4. Timestamping and Alignment
Reliable token-, word-, and segment-level timestamps are central for downstream tasks (subtitling, data curation, indexing):
- Canary-1B-v2 integrates the NeMo Forced Aligner (NFA) and an auxiliary Parakeet CTC model (600M parameters) for robust forced alignment.
- Unlike attention-matrix Dynamic Time Warping, which can produce non-monotonic and fuzzy alignment, CTC-based forced alignment leverages Viterbi decoding of transcription tokens with time frames for clear, "hard" segmentation.
- This is especially pertinent for AST, where segment-level (rather than word-level) timestamps are more robust due to differences in source/target word order.
This forced alignment strategy enables consistent, accurate time annotation, essential for high-value ASR/AST integration in production settings.
5. Comparison with Parakeet-TDT-0.6B-v3 and Other Systems
Parakeet-TDT-0.6B-v3 is introduced as a highly parameter-efficient ASR-only model:
Model | Parameters | Scope | WER (avg, multilingual) | Throughput (RTFx) |
---|---|---|---|---|
Canary-1B-v2 | ~1B | ASR, AST | 8.1% | ~749 |
Parakeet-TDT-0.6B-v3 | 600M | ASR only | Slightly higher than C1B-v2 | >3300 |
LLM-based ASR systems | 7B+ | Flexible | Higher WER | <62 |
- Parakeet-TDT-0.6B-v3 is trained solely on 660,000 hours of ASR data, supporting the same 25 languages with lower computational footprint and very competitive performance.
- It achieves an RTFx exceeding 3300 (over 54× faster than some LLM-based baselines) with only modest degradation in WER compared to Canary-1B-v2.
- This highlights that with focused data curation and dynamic balancing, high-quality ASR does not require scaling to extreme parameter counts.
6. Techniques for Hallucination Reduction
To address common failure modes in ASR and AST such as hallucination:
- Non-speech audio (36,000 hours of empty-string targets) is included in pre-training to expose the model to negative examples, thereby reducing spurious transcriptions in both ASR and AST tasks.

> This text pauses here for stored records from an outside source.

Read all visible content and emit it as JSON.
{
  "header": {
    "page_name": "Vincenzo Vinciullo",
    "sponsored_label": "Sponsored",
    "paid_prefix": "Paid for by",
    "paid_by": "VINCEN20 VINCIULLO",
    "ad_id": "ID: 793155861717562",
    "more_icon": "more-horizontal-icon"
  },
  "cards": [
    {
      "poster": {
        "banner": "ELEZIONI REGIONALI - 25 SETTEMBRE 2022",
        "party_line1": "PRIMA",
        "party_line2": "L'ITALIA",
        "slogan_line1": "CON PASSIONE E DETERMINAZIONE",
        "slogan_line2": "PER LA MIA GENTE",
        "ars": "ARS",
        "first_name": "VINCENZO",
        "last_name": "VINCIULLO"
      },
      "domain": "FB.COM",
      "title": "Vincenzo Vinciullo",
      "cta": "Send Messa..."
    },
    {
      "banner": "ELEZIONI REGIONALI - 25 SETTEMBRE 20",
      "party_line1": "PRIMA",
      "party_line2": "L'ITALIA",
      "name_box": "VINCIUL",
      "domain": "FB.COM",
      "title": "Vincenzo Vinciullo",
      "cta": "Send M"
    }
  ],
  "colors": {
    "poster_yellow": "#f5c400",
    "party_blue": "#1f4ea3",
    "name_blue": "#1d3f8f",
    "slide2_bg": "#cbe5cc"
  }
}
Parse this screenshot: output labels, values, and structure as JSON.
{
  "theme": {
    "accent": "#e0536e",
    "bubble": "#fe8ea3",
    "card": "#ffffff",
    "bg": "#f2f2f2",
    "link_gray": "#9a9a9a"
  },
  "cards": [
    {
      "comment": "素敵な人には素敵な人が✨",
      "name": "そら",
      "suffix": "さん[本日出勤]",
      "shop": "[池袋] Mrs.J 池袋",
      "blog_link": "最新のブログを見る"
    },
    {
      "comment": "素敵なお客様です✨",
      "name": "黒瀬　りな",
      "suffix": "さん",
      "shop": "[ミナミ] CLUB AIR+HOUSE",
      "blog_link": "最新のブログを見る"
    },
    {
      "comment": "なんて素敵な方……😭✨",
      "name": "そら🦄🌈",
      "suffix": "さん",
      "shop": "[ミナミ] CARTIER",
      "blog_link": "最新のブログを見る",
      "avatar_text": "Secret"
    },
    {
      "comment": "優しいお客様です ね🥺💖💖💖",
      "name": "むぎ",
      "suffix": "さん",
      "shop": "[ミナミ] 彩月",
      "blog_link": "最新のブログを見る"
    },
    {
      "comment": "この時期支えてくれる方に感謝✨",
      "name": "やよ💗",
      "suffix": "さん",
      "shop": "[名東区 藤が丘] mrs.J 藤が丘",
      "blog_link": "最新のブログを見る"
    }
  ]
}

- The presence of weakly supervised, large-scale audio-text data in training encourages greater generalization and minimizes overfitting to spurious patterns.
This suggests effective suppression of hallucinations is possible through large-scale negative sampling and careful curriculum selection rather than extensive architectural overhauls.
7. Significance and Application Scope
- Canary-1B-v2 demonstrates that architectural efficiency, large-scale multilingual training, dynamic balancing, and robust forced alignment collectively enable state-of-the-art performance while remaining deployable in resource-constrained scenarios.
- The approach is adaptable to both broad-coverage multilingual ASR and speech translation, and with minor modifications, can be extended to additional modalities or languages.
This suggests a paradigm where models with moderate parameter counts, when paired with sophisticated training protocols and modular alignment tools, can match or surpass the output quality of much larger systems across practical, real-world tasks.
For further technical details and experimental results, see "Canary-1B-v2 & Parakeet-TDT-0.6B-v3: Efficient and High-Performance Models for Multilingual ASR and AST" (Sekoyan et al., 17 Sep 2025).